Pero el colmo se lo lleva una de las guerras del nefasto siglo XX, durante el asedio serbio a Sarajevo, paraíso de francotiradores. Claro, dirán ustedes, eso pasa en todas las guerras. Es verdad, pero con un macabro detalle diferencial. En los cuatro años –de 1992 a 1996– de aquella inicua sangría, se organizó un negocio floreciente y muy provechoso para ciertos mandos políticos y militares: la presencia de tipos de varias nacionalidades, rusos, norteamericanos y europeos –con algún español al parecer– que pagaban a precio de oro el «derecho» a convertirse en «francotiradores» colocados en determinadas posiciones con el único objetivo de matar a civiles y soldados que pasaran por las calles aledañas a su «puesto de caza».
La Fiscalía de Milán ha destapado el asunto e investiga sobre la base de un reportaje del periodista italiano Ezio Gavazenni. De ochenta mil a cien mil euros se pagaba por un fin de semana con derecho a asesinar, aunque la tarifa aumentaba si alguno de los objetivos «cazados» era un niño. Vamos, el capricho de fin de semana de un tipo con mucho dinero y ningún tipo de humanidad.
Lupus est homo homini, non homo, quom qualis sit non novit: «El hombre es un lobo para el hombre y no un hombre, cuando no conoce a los demás». Frase del romano Plauto, que luego resumiría Thomas Hobbes. No son hombres, humanos, los adinerados turistas asesinos de Sarajevo.

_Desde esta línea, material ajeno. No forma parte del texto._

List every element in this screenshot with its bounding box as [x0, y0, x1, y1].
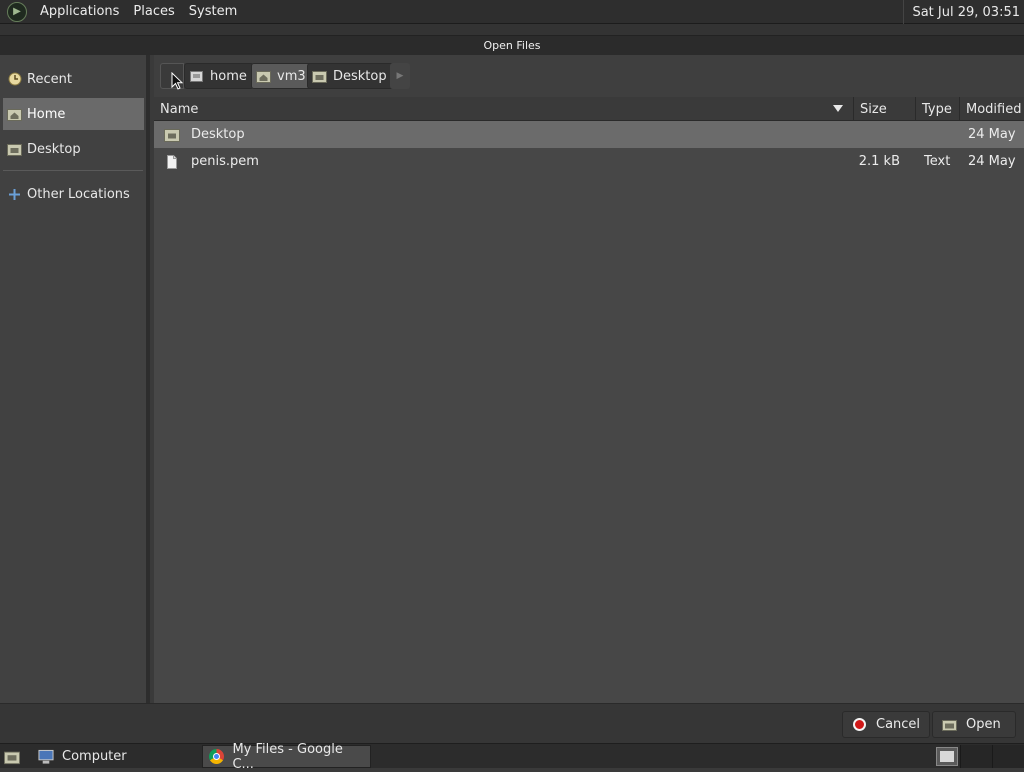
- file-icon: [164, 154, 180, 169]
- taskbar-window-chrome[interactable]: My Files - Google C...: [202, 742, 371, 772]
- sidebar-divider: [3, 170, 143, 171]
- column-label: Name: [160, 101, 199, 117]
- column-label: Modified: [966, 101, 1022, 117]
- crumb-home[interactable]: home: [184, 63, 254, 89]
- sidebar-item-desktop[interactable]: Desktop: [3, 133, 144, 165]
- recent-icon: [7, 72, 22, 86]
- file-list: Name Size Type Modified Desktop 24 May p…: [154, 97, 1024, 703]
- open-folder-icon: [942, 717, 957, 732]
- sidebar-item-label: Other Locations: [27, 186, 130, 202]
- sidebar-item-label: Recent: [27, 71, 72, 87]
- folder-icon: [164, 128, 180, 142]
- desktop-folder-icon: [312, 70, 327, 83]
- column-label: Type: [922, 101, 952, 117]
- top-panel: ▶ Applications Places System Sat Jul 29,…: [0, 0, 1024, 24]
- system-menu[interactable]: System: [182, 0, 244, 24]
- places-menu[interactable]: Places: [126, 0, 181, 24]
- chrome-icon: [209, 749, 225, 765]
- mouse-cursor-icon: [171, 72, 183, 90]
- plus-icon: [7, 188, 22, 201]
- path-bar: home vm3 Desktop ▶: [154, 55, 1024, 97]
- desktop-folder-icon: [4, 749, 20, 765]
- dialog-title: Open Files: [0, 35, 1024, 55]
- computer-icon: [38, 749, 54, 765]
- column-modified-header[interactable]: Modified: [960, 97, 1024, 121]
- menu-logo-icon[interactable]: ▶: [7, 1, 27, 22]
- drive-icon: [189, 70, 204, 83]
- file-row[interactable]: penis.pem 2.1 kB Text 24 May: [154, 148, 1024, 175]
- show-desktop-icon-left[interactable]: [0, 745, 32, 768]
- clock[interactable]: Sat Jul 29, 03:51: [903, 0, 1020, 24]
- home-icon: [7, 108, 22, 121]
- show-desktop-button[interactable]: [936, 747, 958, 766]
- column-name-header[interactable]: Name: [154, 97, 854, 121]
- sidebar-item-other-locations[interactable]: Other Locations: [3, 178, 144, 210]
- window-frame-strip: [0, 24, 1024, 35]
- path-scroll-right-button[interactable]: ▶: [390, 63, 410, 89]
- column-size-header[interactable]: Size: [854, 97, 916, 121]
- applications-menu[interactable]: Applications: [33, 0, 126, 24]
- file-modified: 24 May: [968, 154, 1016, 169]
- cancel-button[interactable]: Cancel: [842, 711, 931, 738]
- sidebar-item-home[interactable]: Home: [3, 98, 144, 130]
- list-header: Name Size Type Modified: [154, 97, 1024, 121]
- dialog-button-bar: Cancel Open: [0, 703, 1024, 743]
- desktop-folder-icon: [7, 143, 22, 156]
- button-label: Cancel: [876, 717, 921, 732]
- file-name: penis.pem: [191, 154, 259, 169]
- open-button[interactable]: Open: [932, 711, 1016, 738]
- cancel-icon: [852, 717, 867, 732]
- file-modified: 24 May: [968, 127, 1016, 142]
- places-sidebar: Recent Home Desktop Other Locations: [0, 55, 150, 703]
- column-label: Size: [860, 101, 887, 117]
- sidebar-item-label: Home: [27, 106, 66, 122]
- crumb-desktop[interactable]: Desktop: [307, 63, 394, 89]
- column-type-header[interactable]: Type: [916, 97, 960, 121]
- workspace-2[interactable]: [992, 745, 1024, 768]
- workspace-1[interactable]: [960, 745, 992, 768]
- file-type: Text: [924, 154, 951, 169]
- task-label: Computer: [62, 749, 127, 764]
- crumb-label: Desktop: [333, 68, 387, 84]
- crumb-label: vm3: [277, 68, 306, 84]
- taskbar-computer[interactable]: Computer: [32, 745, 133, 768]
- button-label: Open: [966, 717, 1001, 732]
- bottom-taskbar: Computer My Files - Google C...: [0, 742, 1024, 772]
- file-name: Desktop: [191, 127, 245, 142]
- crumb-vm3[interactable]: vm3: [251, 63, 313, 89]
- sidebar-item-label: Desktop: [27, 141, 81, 157]
- file-row[interactable]: Desktop 24 May: [154, 121, 1024, 148]
- task-label: My Files - Google C...: [232, 741, 343, 772]
- sort-down-icon: [833, 105, 843, 112]
- crumb-label: home: [210, 68, 247, 84]
- home-icon: [256, 70, 271, 83]
- sidebar-item-recent[interactable]: Recent: [3, 63, 144, 95]
- file-size: 2.1 kB: [858, 154, 900, 169]
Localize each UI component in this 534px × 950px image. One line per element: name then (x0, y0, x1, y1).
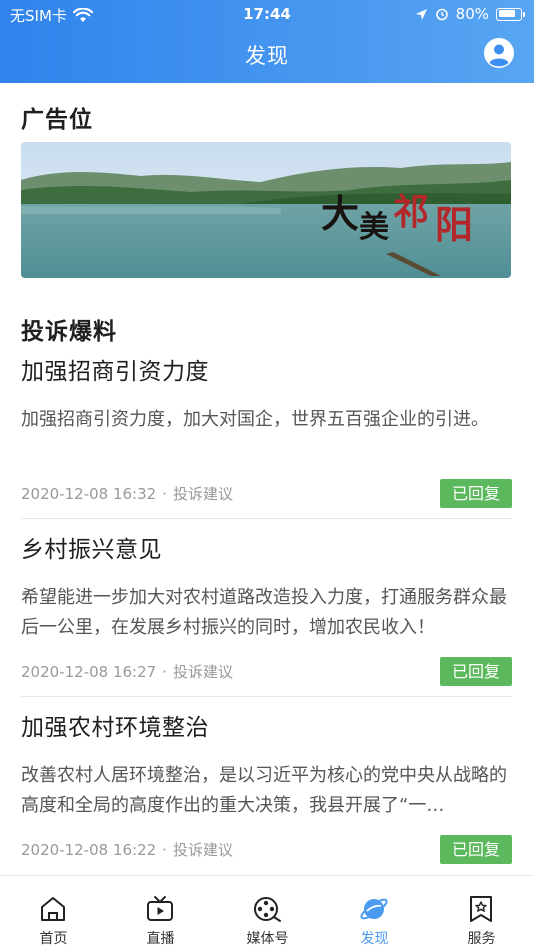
complaint-category: 投诉建议 (172, 485, 233, 503)
complaints-section-title: 投诉爆料 (21, 319, 117, 345)
tab-label: 服务 (467, 931, 496, 947)
tab-discover[interactable]: 发现 (321, 876, 428, 950)
complaint-item[interactable]: 乡村振兴意见 希望能进一步加大对农村道路改造投入力度，打通服务群众最后一公里，在… (21, 533, 512, 687)
status-badge: 已回复 (440, 479, 512, 508)
complaint-item[interactable]: 加强招商引资力度 加强招商引资力度，加大对国企，世界五百强企业的引进。 2020… (21, 355, 512, 509)
location-arrow-icon (415, 8, 427, 20)
banner-text-2: 美 (359, 210, 389, 245)
complaint-meta: 2020-12-08 16:22 · 投诉建议 已回复 (21, 835, 512, 865)
complaint-date: 2020-12-08 16:32 (21, 485, 157, 503)
ad-banner-image: 大 美 祁 阳 (21, 142, 511, 278)
planet-icon (360, 898, 388, 920)
complaint-date: 2020-12-08 16:22 (21, 841, 157, 859)
film-reel-icon (254, 897, 281, 922)
meta-separator: · (162, 485, 167, 503)
banner-text-1: 大 (321, 191, 359, 236)
divider (21, 696, 512, 697)
status-bar: 无SIM卡 17:44 80% (0, 0, 534, 28)
ad-banner[interactable]: 大 美 祁 阳 (21, 142, 511, 278)
status-badge: 已回复 (440, 835, 512, 864)
battery-icon (496, 7, 525, 21)
tab-live[interactable]: 直播 (107, 876, 214, 950)
tv-icon (147, 896, 173, 921)
complaint-body: 希望能进一步加大对农村道路改造投入力度，打通服务群众最后一公里，在发展乡村振兴的… (21, 587, 507, 638)
app-header: 无SIM卡 17:44 80% 发现 (0, 0, 534, 83)
ad-section-title: 广告位 (21, 107, 93, 133)
tab-label: 发现 (360, 931, 389, 947)
banner-text-4: 阳 (435, 202, 473, 247)
home-icon (41, 897, 65, 921)
battery-fill (498, 10, 515, 17)
tab-home[interactable]: 首页 (0, 876, 107, 950)
alarm-clock-icon (435, 8, 448, 21)
status-badge: 已回复 (440, 657, 512, 686)
complaint-date: 2020-12-08 16:27 (21, 663, 157, 681)
tab-label: 首页 (39, 931, 68, 947)
complaint-title: 乡村振兴意见 (21, 537, 162, 563)
status-right: 80% (415, 5, 525, 23)
complaint-title: 加强农村环境整治 (21, 715, 209, 741)
tab-label: 直播 (146, 931, 175, 947)
bottom-tab-bar: 首页 直播 媒体号 发现 服务 (0, 875, 534, 950)
bookmark-star-icon (470, 896, 492, 922)
complaint-meta: 2020-12-08 16:27 · 投诉建议 已回复 (21, 657, 512, 687)
complaint-item[interactable]: 加强农村环境整治 改善农村人居环境整治，是以习近平为核心的党中央从战略的高度和全… (21, 711, 512, 865)
meta-separator: · (162, 663, 167, 681)
complaint-body: 加强招商引资力度，加大对国企，世界五百强企业的引进。 (21, 409, 489, 430)
page-title: 发现 (245, 44, 289, 68)
tab-media[interactable]: 媒体号 (214, 876, 321, 950)
complaint-meta: 2020-12-08 16:32 · 投诉建议 已回复 (21, 479, 512, 509)
banner-text-3: 祁 (393, 191, 429, 233)
meta-separator: · (162, 841, 167, 859)
user-circle-icon[interactable] (483, 37, 515, 69)
complaint-category: 投诉建议 (172, 841, 233, 859)
battery-percent: 80% (455, 5, 489, 23)
tab-label: 媒体号 (246, 931, 289, 947)
complaint-category: 投诉建议 (172, 663, 233, 681)
complaint-body: 改善农村人居环境整治，是以习近平为核心的党中央从战略的高度和全局的高度作出的重大… (21, 765, 507, 816)
complaint-title: 加强招商引资力度 (21, 359, 209, 385)
tab-services[interactable]: 服务 (428, 876, 534, 950)
divider (21, 518, 512, 519)
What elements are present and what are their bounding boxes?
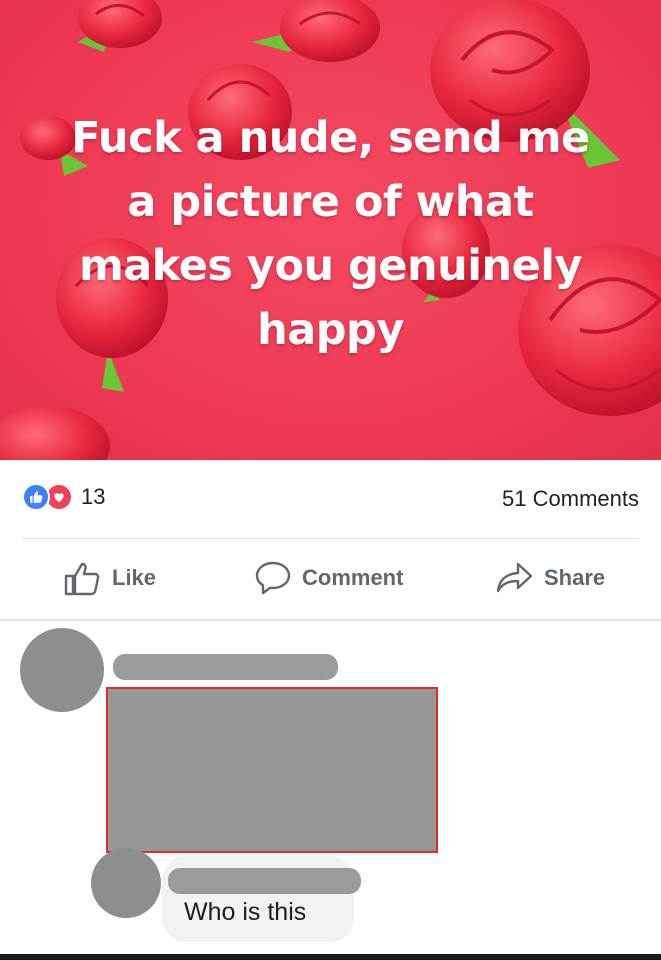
like-button[interactable]: Like bbox=[64, 560, 156, 596]
comment-button[interactable]: Comment bbox=[254, 560, 403, 596]
thumbs-up-icon bbox=[64, 562, 100, 596]
avatar[interactable] bbox=[20, 628, 104, 712]
avatar[interactable] bbox=[91, 848, 161, 918]
quote-line: Fuck a nude, send me bbox=[71, 113, 590, 163]
divider bbox=[22, 538, 639, 539]
like-label: Like bbox=[112, 565, 157, 590]
post-image[interactable]: Fuck a nude, send me a picture of what m… bbox=[0, 0, 661, 460]
share-button[interactable]: Share bbox=[496, 560, 605, 596]
redacted-comment bbox=[106, 687, 438, 853]
bottom-edge bbox=[0, 954, 661, 960]
quote-line: happy bbox=[257, 305, 404, 355]
like-reaction-icon bbox=[22, 483, 50, 511]
quote-line: makes you genuinely bbox=[78, 241, 583, 291]
share-label: Share bbox=[544, 565, 606, 590]
reply-text: Who is this bbox=[184, 898, 307, 926]
redacted-name bbox=[113, 654, 338, 680]
section-separator bbox=[0, 619, 661, 621]
share-arrow-icon bbox=[496, 562, 533, 593]
comment-label: Comment bbox=[302, 565, 404, 590]
comments-count-link[interactable]: 51 Comments bbox=[502, 486, 639, 512]
reaction-count: 13 bbox=[81, 484, 106, 509]
reactions-summary[interactable]: 13 bbox=[22, 483, 105, 511]
speech-bubble-icon bbox=[255, 561, 291, 595]
quote-line: a picture of what bbox=[127, 177, 534, 227]
post-quote-text: Fuck a nude, send me a picture of what m… bbox=[30, 106, 631, 362]
redacted-name bbox=[168, 868, 361, 894]
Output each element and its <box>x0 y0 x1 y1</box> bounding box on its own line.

Sus «trofeos de caza mayor» están entre los miles de muertos, soldados y civiles, entre ellos unos 1600 niños, en un episodio bélico que fue otra de las públicas vergüenzas de Europa, como en este siglo lo han sido Gaza, Ucrania, Sudán, etc.
Así pues, observen el ritmo que lleva la degeneración ética humana: a los citados «trofeos de caza», sumen ustedes las muertes causadas por asesinos anónimos, pilotos de drones, encerrados a miles de kilómetros en un búnker tecnológico, en horario de oficina, ante una pantalla y unos mandos letales, bombardeos ultrasónicos... y todo servido en horario «prime time» para que desde la comodidad del hogar uno vea cada día su ración de muerte y destrucción, y cómo algunos líderes políticos preconizan en nombre de sus «ideas» la extinción de personas «diferentes»...
En este escenario obsceno, lo de Sarajevo parece una menudencia.
Alberto Díaz Rueda. LOGOI


Los que hacían y hacen todo esto, no tenían humanidad, ni escrúpulos, ni conciencia, ni, ni, ni…
Pero, que es lo que tenemos «los buenos».
Creo que el mundo se esa quedando sin alma, si es que alguna vez la tuvo.
Gracias por el articulo, quizá sirva para… que alguien la recupere.